Revisemos otro ejemplo:

 

Un amigo te propone un juego. Lanzarán un dado de 6 caras y cada vez que salga un 1 o 6 tu amigo te pagará $500. Cada vez que salga otro número tendrás que pagarle $100 a tu amigo. ¿Aceptarías el juego?

 

Respuesta matemáticamente correcta:

 

Probabilidad de que salga un 1 o 6 = 2 caras de 6 = 2/6 = 33,3%

 

Probabilidad de que salga otro número = 4 caras de 6 = 66,6%

 

Valor Esperado del Juego = 33,3%*$500 - 66,6%*$100

 

Valor Esperado del Juego = $167 - $67

 

Valor Esperado del Juego = +$100

 

Lo anterior significa que considerando tanto la probabilidad de éxito como de fracaso, el valor esperado de aceptar el juego es de +US$100, por lo que es una decisión rentable.

 

Ahora te dejaré algunas preguntas para reflexionar: ¿Qué pasaría con tus emociones, si en el juego del dado, después de 100 lanzamientos, terminas perdiendo una gran cantidad de dinero? ¿Crees que tu reacción emocional podría afectar la calidad de tus decisiones en el futuro? 

 

A veces la suerte estará a tu favor y otras veces estará en contra.
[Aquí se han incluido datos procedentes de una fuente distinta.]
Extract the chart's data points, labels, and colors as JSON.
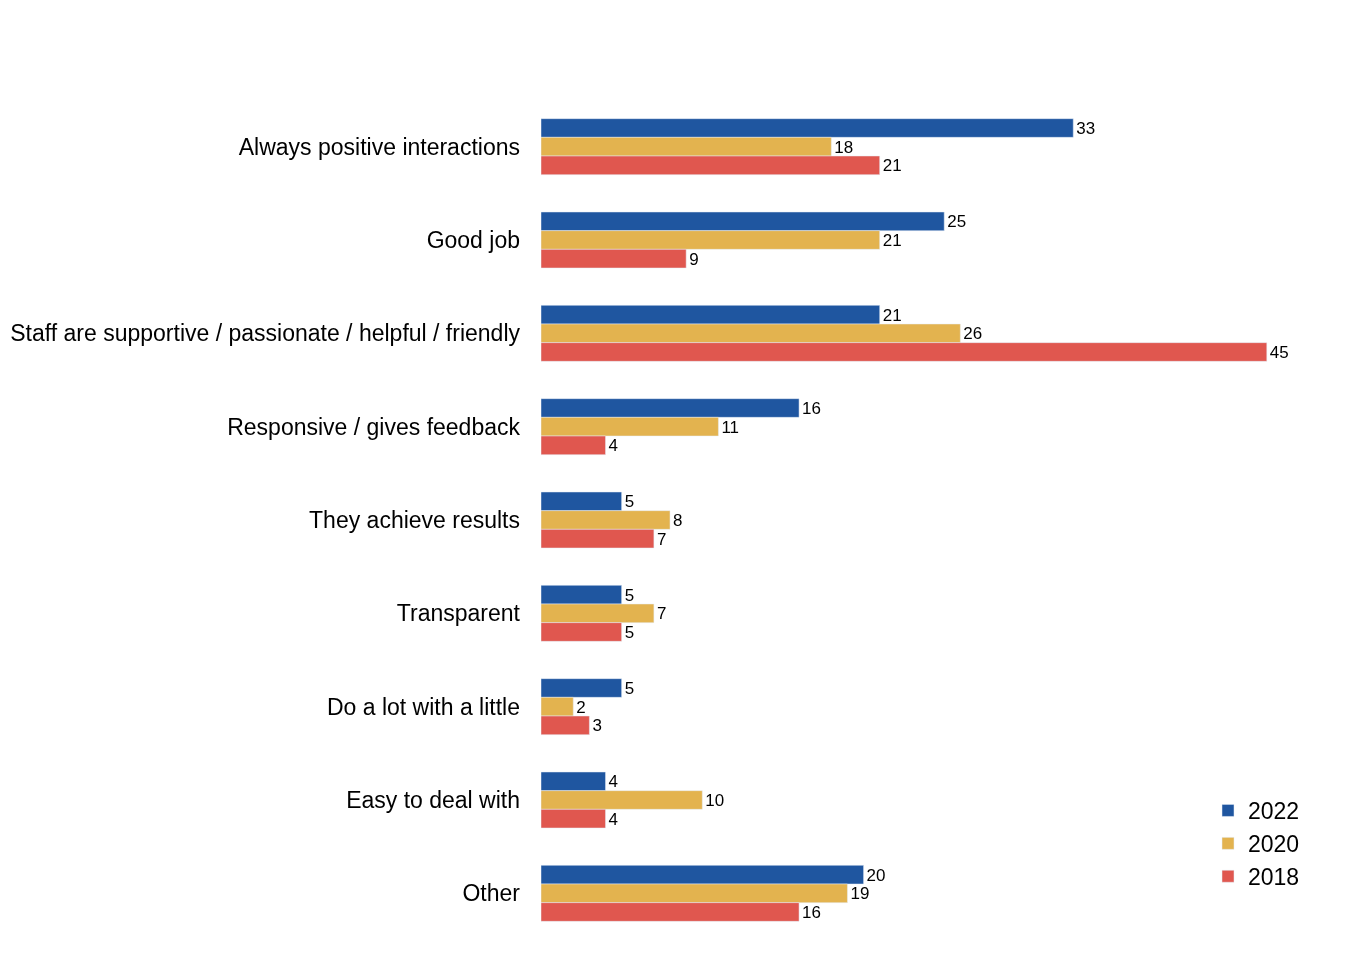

Lo importante es que si constantemente tomas buenas decisiones, la balanza tarde o temprano se inclinará a tu favor. 

 

Como inversionistas nunca encontraremos oportunidades de inversión 100% seguras, pero eso no debiera detenernos. Un verdadero inversionista no busca seguridad; simplemente busca una relación rentable entre el riesgo y el beneficio, es decir, oportunidades de inversión cuyo Valor Esperado sea positivo. 

 

Aprender esta lección es una de las cuestiones más importantes en tu carrera como inversionista profesional. Si te fijas, esta herramienta no sólo te sirve para conocer el valor esperado de tus decisiones de inversión, sino también es la piedra angular de un poderoso control emocional, aplicable a cualquier situación en la vida.

 

Entender profundamente el concepto de valor esperado te permitirá dejar de lado cualquier emoción que afecte tus decisiones. Si las cosas salen mal tendrás la tranquilidad de que tú tomaste la decisión correcta y que simplemente cayó el dado en el número equivocado. Por otro lado, tendrás la serenidad para asimilar un buen resultado como parte de lo esperable, dejando de lado cualquier emocionalidad que pudiera hacerte creer que eres invencible y afectar tus futuras decisiones por exceso de confianza.